MENAFRIQUE SANTE DE CASABLANCA : une vision des politiques mises en place au Gabon !

Lundi, 17 avril, 2017 - 20:50

Le développement de la santé en Afrique reste le focus essentiel de la rencontre que Casablanca(Maroc) accueille depuis ce Lundi 17 Avril 2017, et ce durant deux jours (jusqu’au 18 Avril).
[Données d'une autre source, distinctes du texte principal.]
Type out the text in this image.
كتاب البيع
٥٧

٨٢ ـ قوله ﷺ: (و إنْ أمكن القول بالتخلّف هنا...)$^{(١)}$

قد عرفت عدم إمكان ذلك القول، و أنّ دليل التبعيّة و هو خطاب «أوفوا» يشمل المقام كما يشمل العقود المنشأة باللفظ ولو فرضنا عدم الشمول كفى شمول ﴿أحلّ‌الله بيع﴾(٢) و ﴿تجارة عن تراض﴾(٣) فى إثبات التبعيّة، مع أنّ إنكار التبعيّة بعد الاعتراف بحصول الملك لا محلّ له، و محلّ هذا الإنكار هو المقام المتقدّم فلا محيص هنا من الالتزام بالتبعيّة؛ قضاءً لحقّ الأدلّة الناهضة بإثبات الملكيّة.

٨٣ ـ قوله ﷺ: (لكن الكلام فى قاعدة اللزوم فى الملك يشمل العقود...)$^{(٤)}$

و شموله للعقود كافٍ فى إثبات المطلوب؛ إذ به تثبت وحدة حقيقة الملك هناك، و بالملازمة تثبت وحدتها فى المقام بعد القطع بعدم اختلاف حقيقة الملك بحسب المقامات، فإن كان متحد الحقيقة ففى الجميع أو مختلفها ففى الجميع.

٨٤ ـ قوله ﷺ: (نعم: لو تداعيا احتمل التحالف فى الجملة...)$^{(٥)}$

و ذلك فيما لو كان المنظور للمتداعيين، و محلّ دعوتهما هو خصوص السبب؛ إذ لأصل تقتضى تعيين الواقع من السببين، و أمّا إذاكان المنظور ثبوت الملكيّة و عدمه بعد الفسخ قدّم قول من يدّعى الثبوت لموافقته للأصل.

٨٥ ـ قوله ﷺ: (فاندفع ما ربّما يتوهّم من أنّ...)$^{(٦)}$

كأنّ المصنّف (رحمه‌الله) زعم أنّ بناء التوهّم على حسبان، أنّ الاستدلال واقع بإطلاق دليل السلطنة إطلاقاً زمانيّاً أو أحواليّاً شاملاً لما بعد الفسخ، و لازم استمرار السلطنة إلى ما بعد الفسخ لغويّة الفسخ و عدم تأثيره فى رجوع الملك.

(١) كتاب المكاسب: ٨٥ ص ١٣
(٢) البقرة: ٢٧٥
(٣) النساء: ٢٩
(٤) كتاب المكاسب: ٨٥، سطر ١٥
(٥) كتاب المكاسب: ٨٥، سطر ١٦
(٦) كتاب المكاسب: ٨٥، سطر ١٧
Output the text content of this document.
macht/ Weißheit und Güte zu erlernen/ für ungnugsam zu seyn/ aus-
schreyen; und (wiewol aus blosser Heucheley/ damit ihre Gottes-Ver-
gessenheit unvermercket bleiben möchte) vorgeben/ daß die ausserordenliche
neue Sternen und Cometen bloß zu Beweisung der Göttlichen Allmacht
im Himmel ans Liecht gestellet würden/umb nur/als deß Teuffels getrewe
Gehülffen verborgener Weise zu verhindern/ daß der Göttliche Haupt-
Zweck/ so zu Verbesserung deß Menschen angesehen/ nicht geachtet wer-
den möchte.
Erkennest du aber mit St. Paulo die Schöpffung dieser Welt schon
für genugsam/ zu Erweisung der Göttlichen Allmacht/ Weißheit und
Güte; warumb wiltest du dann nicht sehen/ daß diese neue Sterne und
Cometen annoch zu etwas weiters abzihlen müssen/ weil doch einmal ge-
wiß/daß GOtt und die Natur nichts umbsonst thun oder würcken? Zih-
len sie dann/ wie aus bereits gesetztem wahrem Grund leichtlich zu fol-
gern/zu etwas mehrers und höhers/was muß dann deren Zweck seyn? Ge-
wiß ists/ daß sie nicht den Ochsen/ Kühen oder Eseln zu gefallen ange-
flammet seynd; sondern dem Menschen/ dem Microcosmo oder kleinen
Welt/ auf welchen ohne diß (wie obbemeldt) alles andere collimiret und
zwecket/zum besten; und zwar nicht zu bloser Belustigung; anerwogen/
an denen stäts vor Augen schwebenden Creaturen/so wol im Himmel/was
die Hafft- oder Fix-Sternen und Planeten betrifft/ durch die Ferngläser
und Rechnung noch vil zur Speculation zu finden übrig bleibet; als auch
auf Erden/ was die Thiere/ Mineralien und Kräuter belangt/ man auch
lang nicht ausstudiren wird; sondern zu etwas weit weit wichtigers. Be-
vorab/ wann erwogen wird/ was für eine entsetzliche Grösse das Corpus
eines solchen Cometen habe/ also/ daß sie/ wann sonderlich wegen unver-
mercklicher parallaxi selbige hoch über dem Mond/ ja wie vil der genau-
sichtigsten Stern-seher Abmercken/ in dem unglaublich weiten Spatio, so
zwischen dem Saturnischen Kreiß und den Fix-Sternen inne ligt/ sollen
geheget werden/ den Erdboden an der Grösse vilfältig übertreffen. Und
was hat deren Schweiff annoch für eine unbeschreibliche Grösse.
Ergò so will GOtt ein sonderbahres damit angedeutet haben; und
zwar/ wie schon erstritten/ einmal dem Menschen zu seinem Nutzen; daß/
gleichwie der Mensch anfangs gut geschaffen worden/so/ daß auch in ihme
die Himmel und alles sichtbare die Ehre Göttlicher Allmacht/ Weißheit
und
Organisée par les Laboratoires GALENICA , avec la participation du Ministère Marocain de la Santé , cette première sur le Continent Africain se tient Sous le Haut Patronage de Sa Majesté le Roi MOHAMMED VI du Maroc ..

Plusieurs Ministres , Diplomates , Experts et Techniciens du secteur de la santé , de divers pays africains, prennent part à ces assises scientifiques qui se veulent être un véritable pôle de coopération sud-sud pour le développement de la santé .

Invité à prendre la parole durant le cérémonial protocolaire d’ouverture, le Professeur Léon NZOUBA, Ministre Gabonais de la Santé publique et de la Population a mis l’accent sur la gravité de l’hépatite C, évoquant des chiffres de l’OMS qui indiquent que 700 000 personnes sont tuées par an dans le monde, sur 130 à 150 millions de porteurs chroniques.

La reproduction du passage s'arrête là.